But other Metro Vancouver politicians said the decision from Environment Minister Terry Lake will allow the region to move ahead with a plan for garbage after a year-long wait.

“This is a bit of a red-letter day,” said Metro chair Lois Jackson, who is also the mayor of Delta. “This is a plan that protects the environment and generates revenue.”

The region’s plan, arrived at last July after several years of agonized thrashing over how to handle the 500,000 tonnes of garbage that are now sent by truck to the Interior town of Cache Creek, does include a target for more recycling – up to 70 per cent by 2015 from the current 55 per cent.

But the most controversial part of the plan is the decision to include a “waste-to-energy” incinerator that would burn anything that is not recyclable and, ideally, channel the heat produced into a revenue-producing district energy system. That would be in addition to an existing incinerator in Burnaby that burns 280,000 tonnes of garbage a year and a landfill in Delta that accommodates the other 500,000 tonnes of the region’s 1.3 million tonnes of garbage each year.

The plan was developed after years of debate over the impending closure of the Cache Creek landfill and the province’s refusal to allow garbage to be shipped to the United States, as Toronto did at one point.

Two companies have publicly pitched plans for energy-generating incinerators, which would likely cost almost $500-million to build.

One is from a company in the empire of the Aquilini family, which also owns the Canucks, at a site on the Tsawwassen First Nations reserve. The other is from Covanta Energy Corp., a New Jersey-based company that is proposing a plant at the abandoned mill in Gold River on Vancouver Island.

Metro Vancouver officials say other companies and sites are also contenders.

The province has set several conditions for its approval of the Metro Vancouver plan specifically to address the fears about air quality in the valley. They include requirements that Metro Vancouver set up a working group with its neighbouring regional district on emission standards and environmental monitoring.

Ms. Gaetz said that doesn’t give local politicians or residents any comfort at all, since all it does is create a working committee to decide on standards for an incinerator, with no power to block it.

But Vancouver Councillor Andrea Reimer, whose Vision Vancouver party is also opposed to a mass-burn incinerator, said the battle is not over. She said it’s a positive step that the province gave the go-ahead to all of the alternative technologies and diversion goals in the plan. Now her focus will be to make sure that Metro Vancouver continues to pursue those options, as the region’s politicians decide this fall on exactly what to include in the bidding process for companies in competition for different parts of the garbage and recycling plan.

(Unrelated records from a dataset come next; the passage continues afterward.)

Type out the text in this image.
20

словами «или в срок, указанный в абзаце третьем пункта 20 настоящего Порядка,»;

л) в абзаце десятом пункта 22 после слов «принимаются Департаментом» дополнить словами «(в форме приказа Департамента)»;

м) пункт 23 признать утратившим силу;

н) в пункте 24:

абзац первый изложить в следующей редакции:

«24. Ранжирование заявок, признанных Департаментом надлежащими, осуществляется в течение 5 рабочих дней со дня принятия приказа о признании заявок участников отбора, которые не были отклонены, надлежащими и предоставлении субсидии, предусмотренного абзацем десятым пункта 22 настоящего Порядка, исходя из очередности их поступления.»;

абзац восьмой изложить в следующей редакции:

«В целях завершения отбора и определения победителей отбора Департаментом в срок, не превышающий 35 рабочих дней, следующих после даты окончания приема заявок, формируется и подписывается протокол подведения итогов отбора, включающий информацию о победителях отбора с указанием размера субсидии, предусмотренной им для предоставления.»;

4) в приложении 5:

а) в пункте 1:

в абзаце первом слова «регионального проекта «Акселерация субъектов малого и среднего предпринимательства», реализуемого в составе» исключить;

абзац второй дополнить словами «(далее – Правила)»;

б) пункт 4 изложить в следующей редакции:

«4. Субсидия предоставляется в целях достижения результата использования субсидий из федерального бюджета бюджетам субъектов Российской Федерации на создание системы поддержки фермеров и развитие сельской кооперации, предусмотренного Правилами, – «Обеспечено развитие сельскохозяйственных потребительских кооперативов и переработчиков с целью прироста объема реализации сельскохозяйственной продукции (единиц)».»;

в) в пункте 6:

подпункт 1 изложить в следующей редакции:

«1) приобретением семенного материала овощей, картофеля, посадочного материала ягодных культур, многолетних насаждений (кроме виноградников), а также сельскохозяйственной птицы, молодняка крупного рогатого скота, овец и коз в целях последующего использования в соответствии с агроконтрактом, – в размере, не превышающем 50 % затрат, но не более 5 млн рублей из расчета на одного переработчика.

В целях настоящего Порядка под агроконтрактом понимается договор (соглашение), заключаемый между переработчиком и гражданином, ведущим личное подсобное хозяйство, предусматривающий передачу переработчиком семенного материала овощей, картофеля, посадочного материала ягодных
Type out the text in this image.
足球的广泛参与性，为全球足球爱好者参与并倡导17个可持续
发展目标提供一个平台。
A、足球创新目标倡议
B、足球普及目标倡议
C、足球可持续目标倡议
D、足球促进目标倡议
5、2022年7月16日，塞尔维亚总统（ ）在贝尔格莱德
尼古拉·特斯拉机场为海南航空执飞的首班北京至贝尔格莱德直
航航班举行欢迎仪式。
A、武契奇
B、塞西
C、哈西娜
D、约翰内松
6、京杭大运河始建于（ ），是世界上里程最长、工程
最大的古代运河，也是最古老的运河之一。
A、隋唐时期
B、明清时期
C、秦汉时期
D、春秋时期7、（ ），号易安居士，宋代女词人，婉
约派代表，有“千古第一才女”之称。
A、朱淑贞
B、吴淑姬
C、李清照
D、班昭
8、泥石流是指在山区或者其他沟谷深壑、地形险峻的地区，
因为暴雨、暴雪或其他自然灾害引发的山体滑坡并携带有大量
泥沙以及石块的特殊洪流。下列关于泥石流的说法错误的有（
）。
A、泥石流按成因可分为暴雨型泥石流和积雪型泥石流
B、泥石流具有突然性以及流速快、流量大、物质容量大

Ms. Reimer said the amount of garbage Metro Vancouver generates has also dropped by 25 per cent since the plan was formulated a year ago, which may yet be a factor in building an incinerator.

“The whole case for waste-to-energy is that, since it’s expensive to build, it has to have a lot of volume, especially of paper and plastic,” she said. If that’s not there because garbage volumes are going down and increasing amounts of paper and plastic are being recycled, the case for the incinerator might disappear.